The Action Alliance on Basic Education yesterday urged the Ministry of Education to establish ethical norms for teaching artificial intelligence (AI), as the government pushes to incorporate the emerging technology across the education system.
The ministry should prioritize AI education on fighting discrimination and crime, as well as improving learning motivation, rather than focusing solely on technological innovations, the group said in a news release.
The ministry has been implementing AI education at all education levels, including the establishment of the Taiwan Artificial Intelligence College Alliance, which integrates resources from 25 universities to offer cross-school enrollment for AI courses.
Photo: Reuters
It also plans to launch diverse elective AI courses for high schools, and AI competition for junior-high and elementary-school students.
However, ethical disputes arising from AI applications remain and teaching AI without establishing ethical norms would expose students to unconscious biases, privacy risks and potential crimes, alliance chairman Wang Han-yang (王瀚陽) said.
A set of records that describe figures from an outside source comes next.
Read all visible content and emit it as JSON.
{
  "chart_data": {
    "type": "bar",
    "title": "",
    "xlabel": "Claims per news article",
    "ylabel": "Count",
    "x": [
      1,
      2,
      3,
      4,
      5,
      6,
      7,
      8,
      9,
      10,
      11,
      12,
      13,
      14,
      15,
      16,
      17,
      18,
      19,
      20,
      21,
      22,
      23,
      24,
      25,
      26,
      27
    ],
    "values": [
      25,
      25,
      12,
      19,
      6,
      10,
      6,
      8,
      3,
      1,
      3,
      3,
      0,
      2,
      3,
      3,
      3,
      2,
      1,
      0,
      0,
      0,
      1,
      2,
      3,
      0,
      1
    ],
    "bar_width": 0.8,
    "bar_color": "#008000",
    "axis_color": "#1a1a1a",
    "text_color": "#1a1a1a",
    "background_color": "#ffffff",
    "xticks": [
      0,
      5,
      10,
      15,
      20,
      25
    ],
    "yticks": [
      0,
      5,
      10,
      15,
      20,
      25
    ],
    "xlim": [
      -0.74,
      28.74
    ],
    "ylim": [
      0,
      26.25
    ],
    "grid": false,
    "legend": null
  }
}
Citing a UNESCO statement published in 2021, Wang said that AI has brought unprecedented challenges, including “increased gender and ethnic bias, significant threats to privacy, dignity and agency, dangers of mass surveillance and increased use of unreliable AI technologies in law enforcement,” but there were “no universal standards to provide an answer to these issues.”
To address these risks, UNESCO in November 2021 announced the “Recommendation on the Ethics of Artificial Intelligence.”
It was the first global agreement adopted by the 193 member states to tackle the ethical issues of AI, Wang said, adding that ChatGPT has been banned by the Italian government since a personal data leak in March last year.
Holding AI competitions without proper guidance and could foster unhealthy competition, where students do whatever it takes to win at the expense of ethics or commit a crime, he said.
For example, a Taiwanese influencer abused the use of AI technology by making deepfake porn in violation of human dignity, he said.
The AI learning gap between urban and rural areas lies more in the learning motivation of students than in an unequal division of resources, as education is a job about people, Wang added.
Educators should think about how to motivate children to learn by interacting with them instead of simply providing digital resources, Wang said, advocating for a shift of mindset from “resource-based” to “motivation-oriented” AI education.